I am here asking a specific question as it relates to a programming project at work. Specifically, I have a file that a user can create which contains a large number of fields. Four of these fields are random numbers - they must be randomly generated. These four fields can also be repeated any number of times in a particular file. So for all intents and purposes let's explain like this.
--File--
1. Randomly Generated Field 1 (9 Digits, repeats 90,000 times)
2. Randomly Generated Field 2 (9 Digits, repeats 90,000 times)
3. Randomly Generated Field 3 (9 Digits, repeats 90,000 times)

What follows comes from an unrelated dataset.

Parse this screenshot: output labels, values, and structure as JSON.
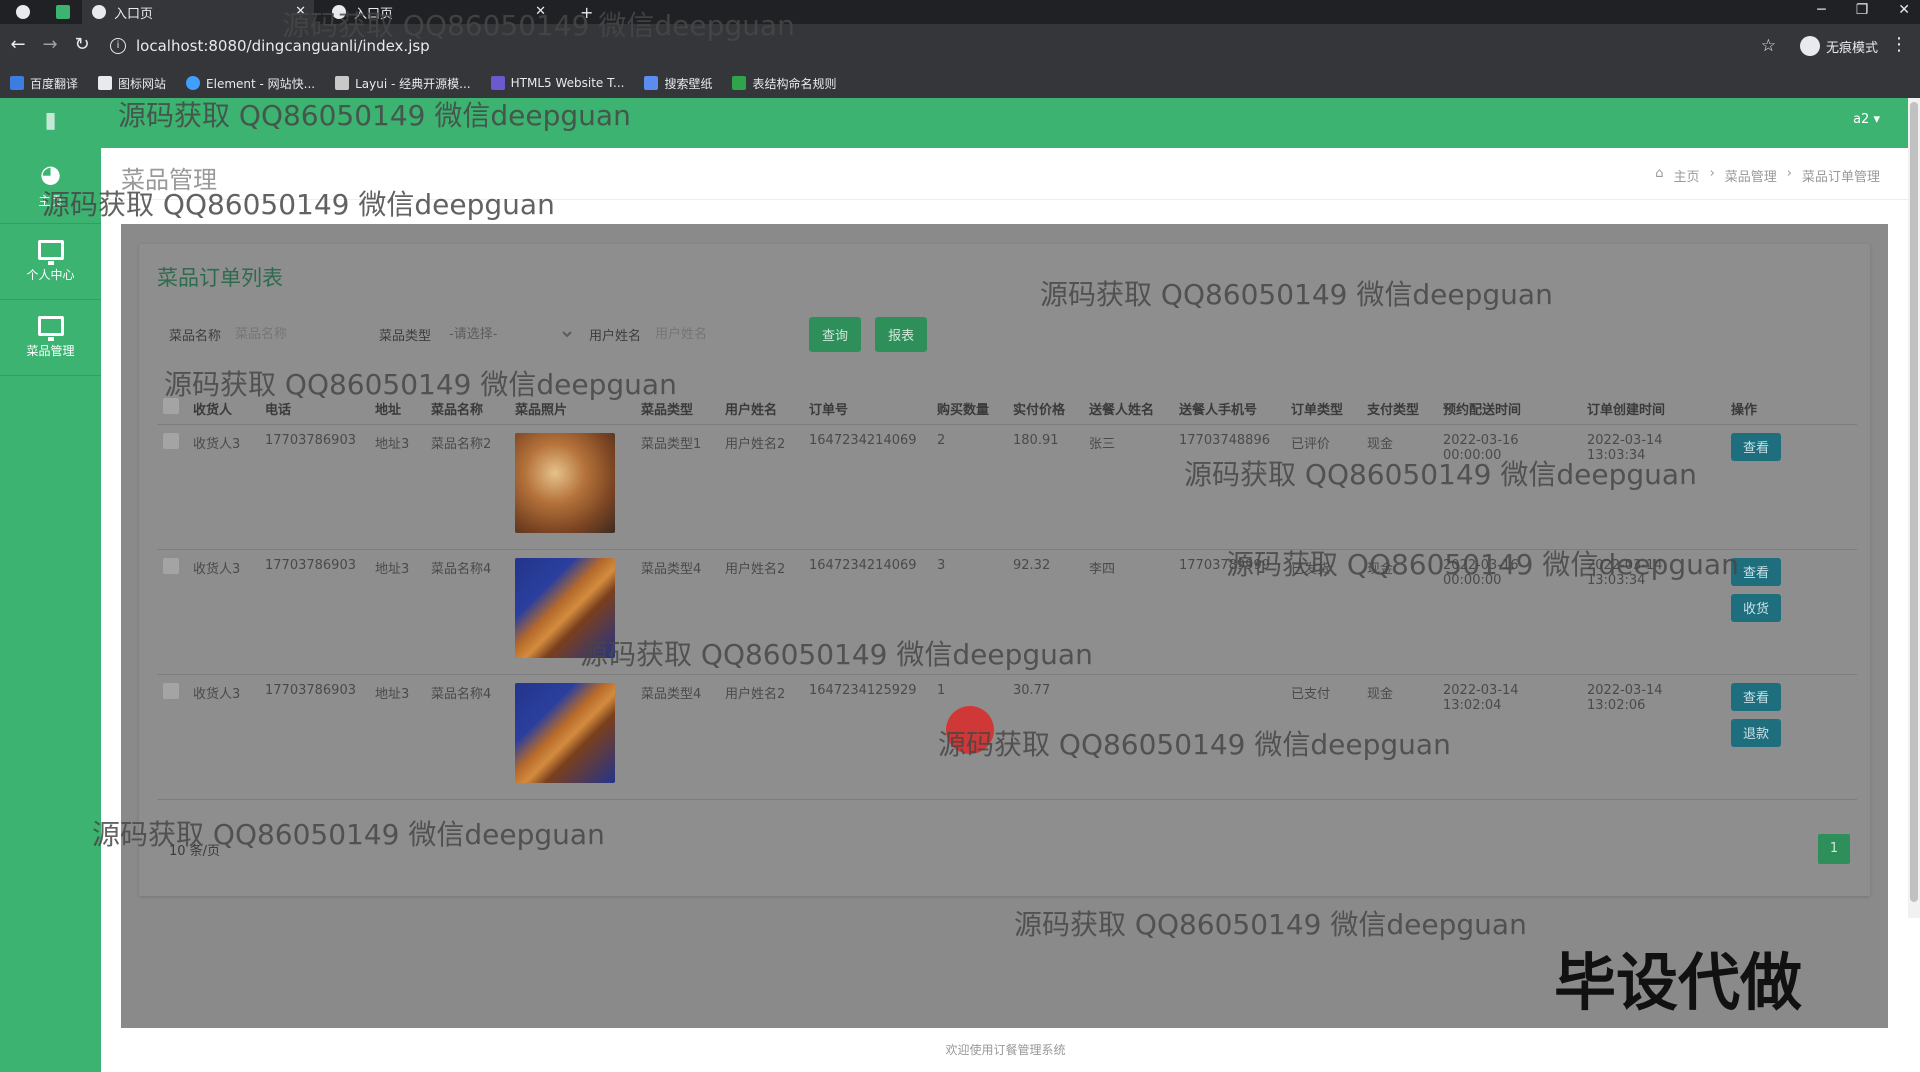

4. Randomly Generated Field 4 (9 Digits, repeats 90,000 times)For this project it's critical that none of the above mentioned fields are the same, so what we are essentially looking at is:
360k fields that must ALL be different, each populated from a random 9 digit number. Unfortunately the coding that I have doesn't generate numbers with 0's intertwined (so no 000000001 for example) so I believe that we have a
360k / 999,999,999 odds of repeating the same number? I am very bad with math. I would really appreciate some feedback in getting an actual figure of how likely the same number is to appear twice so I can decide how to proceed.
$\endgroup$ 61 Answer
$\begingroup$If we have $N$ objects and randomly take an object $M$ times, the probability that no object was taken more than once is
$$\frac{N!}{(N-M)!\cdot N^M}$$
In your case, $N$ and $M$ are very large, so we can use Stirling-approximation. We have $N=9\cdot 10^8$ and $M=3.6\cdot 10^5$
The probability that no collision occurs is about $5\cdot 10^{-32}$, so it is virtually impossible to avoid a collision. Even, if we allow that a block starts with a zero, the probability is still only about $7\cdot 10^{-29}$. So, randomly chosen blocks won't do the job.
If you only require that the FIRST block is not repeated, then you have much better chances, but if I understand the question right, this is not the case.